Там, между прочим, разыгралась интересная история. Кое-кто, наверное, еще помнит, что тогда за границей вспыхнула компания протеста против советского демпинга, против продажи леса по очень низким ценам, потому что этот лес заготовляли с помощью рабского труда заключенных. Так это и было в действительности, причем, за границей имели этому прямое страшное подтверждение. Заключенные в Архангельске писали на досках и на балках своей кровью: ''Не покупайте этот лес - на нем наша кровь, наши жизни'', и эти доски шли за границу. Получился международный скандал. И тогда в лагерях возник слух, что будто бы в Москве согласились, чтобы в Архангельск приехала комиссия американского сенатора Бора (эта фамилия почему-то мне хорошо запомнилась) для проверки на месте - кто же в действительности заготовляет там лес. Это слух, безусловно, был основательным, потому что в Архангельске вдруг мобилизовали весь речной транспорт и несколько железнодорожных составов и за одни сутки увезли оттуда всех заключенных, десяток тысяч или больше человек. Лагерные бараки, где они жили, почистили, повесили на них дощечки: ''Барак сезонников № 1'', ''Барак сезонников № 2'', дорожки посыпали песочком. Иностранная комиссия могла приезжать - она все равно ничего предосудительного в Архангельске найти бы не могла.
В 1929 году были открыты и другие лагеря, между прочим, и Потьминский в Мордовской области, с задачей, главным образом, снабжения Москвы дровами. Этот лагерь существует и сейчас. Открыт был лагерь под Куйбышевым для постройки второй линии железной дороги. Вторые пути Транссибирской магистрали, между прочим, были построены заключенными.
Начиная с 1930 года лагеря росли как грибы: Беломорстрой, Караганда, Колыма, Норильск, Ухта-печорские, лагеря на Вайгаче, о которых мало знают, Байкало-амурские, БАМ и многие, многие другие, побольше и поменьше.
Лично я в 1930 году попал из Усть-Сысольска (кстати, там железнодорожную ветку на Пенюк так и не построили, забросили эту стройку, но тракт на Ухту продолжали строить) на Ухту, в Чибью, которая памятна тысячам и тысячам заключенных. Там тогда было всего около 200 заключенных и лагерь назывался еще не лагерем, а ''Ухтинской экспедицией ОГПУ'' - она вела разведу на нефть. Осенью оттуда ушла разведочная партия на Перечу, на речушку Волью около Щугора. На другой год работы были начаты и на Ухте, на Воркуте, где была разведка на уголь. Эти небольшие разведочные партии и положили начало огромному потом Ухта-печорскому лагерю.
Я сознательно ограничился только первым периодом лагерей, их началом. Почти ничего я не говорил об условиях жизни, а, вернее, об условиях жизни и гибели заключенных. За полвека существования в них погибли буквально миллионы людей, причем, в подавляющем своем большинстве ни в чем не повинных или повинных только в том, что они подвернулись под руку карательным органам, которым, по заданию партийной власти, надо было держать страну в постоянном страхе. Вот во имя этой цели и были уничтожены миллионы, а другим миллионам людей лагеря навсегда искалечили жизнь. Ленинско-сталинские лагеря - это лицо диктатуры ленинско-сталинской партии, лицо ее режима, который без лагерей существовать не может, и потому концлагерь сопровождает этот режим все годы его существования.

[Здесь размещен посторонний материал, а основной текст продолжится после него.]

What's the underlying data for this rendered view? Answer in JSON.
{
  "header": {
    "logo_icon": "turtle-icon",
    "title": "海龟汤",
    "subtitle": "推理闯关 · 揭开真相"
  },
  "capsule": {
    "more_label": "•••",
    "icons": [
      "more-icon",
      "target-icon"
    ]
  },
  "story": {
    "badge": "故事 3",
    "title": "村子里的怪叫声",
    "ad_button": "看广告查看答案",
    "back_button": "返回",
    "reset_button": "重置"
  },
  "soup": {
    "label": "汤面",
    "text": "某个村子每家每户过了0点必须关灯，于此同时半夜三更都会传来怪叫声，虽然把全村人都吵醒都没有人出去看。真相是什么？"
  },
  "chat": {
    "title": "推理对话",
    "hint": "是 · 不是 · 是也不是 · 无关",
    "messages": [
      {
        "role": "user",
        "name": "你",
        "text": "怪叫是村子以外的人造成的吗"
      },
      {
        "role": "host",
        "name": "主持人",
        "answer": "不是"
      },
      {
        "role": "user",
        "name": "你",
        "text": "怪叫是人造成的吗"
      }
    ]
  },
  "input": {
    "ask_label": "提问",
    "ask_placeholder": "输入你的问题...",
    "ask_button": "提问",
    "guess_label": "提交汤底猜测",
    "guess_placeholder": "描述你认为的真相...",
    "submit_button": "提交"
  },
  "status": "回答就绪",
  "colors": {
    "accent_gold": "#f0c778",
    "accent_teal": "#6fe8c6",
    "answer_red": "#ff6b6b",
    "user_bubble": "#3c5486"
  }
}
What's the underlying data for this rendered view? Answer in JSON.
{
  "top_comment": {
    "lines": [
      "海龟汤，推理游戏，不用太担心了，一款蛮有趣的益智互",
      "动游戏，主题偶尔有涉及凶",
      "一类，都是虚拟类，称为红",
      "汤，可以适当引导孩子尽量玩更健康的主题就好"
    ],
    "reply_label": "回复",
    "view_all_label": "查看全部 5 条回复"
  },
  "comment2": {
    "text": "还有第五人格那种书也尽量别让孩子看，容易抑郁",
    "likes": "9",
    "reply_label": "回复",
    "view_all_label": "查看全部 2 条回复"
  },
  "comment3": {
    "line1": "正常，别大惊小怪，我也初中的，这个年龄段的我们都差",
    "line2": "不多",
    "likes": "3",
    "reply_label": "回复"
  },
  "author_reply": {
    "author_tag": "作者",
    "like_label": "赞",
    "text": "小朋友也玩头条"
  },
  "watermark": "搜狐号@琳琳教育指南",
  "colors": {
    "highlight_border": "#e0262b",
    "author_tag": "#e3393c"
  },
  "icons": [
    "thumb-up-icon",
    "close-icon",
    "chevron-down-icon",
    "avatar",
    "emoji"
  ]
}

Вагон - теплушка для перевозки заключенных
Владимир Юрасов: Я лично попал в ежовский набор, самый многочисленный. Арестовывали уже не представителей дореволюционного русского общества, не участников белого движения, не старую техническую интеллигенцию — вредителей и не крестьян - уже брали со всех слоев населения. Одних членов партии за период с 1936 по 1939 год было арестовано 1 миллион 200 тысяч человек, половина всей партии. На волю вышли только 50 тысяч. 600 тысяч были расстреляны, остальные погибли в лагерях Эти цифры сообщал в 1968 году академик Сахаров.

Сколько миллионов рабочих, крестьян, военнослужащих, интеллигенции было замучено и погибло, можно только догадываться. Зачем, с какой целью? По-моему, Сталин хотел не только подавить любое сопротивление, любую оппозицию, а всеобщим страхом превратить всех и вся в послушных исполнителей своей воли. И надо признать, что это ему удалось. Даже во время страшных поражений, в первый период войны, ни в стране, ни в армии случаев активного сопротивления не было - террором удалось запугать народ. У Надежды Мандельштам описан один бывший ЗК призыва 30-х годов.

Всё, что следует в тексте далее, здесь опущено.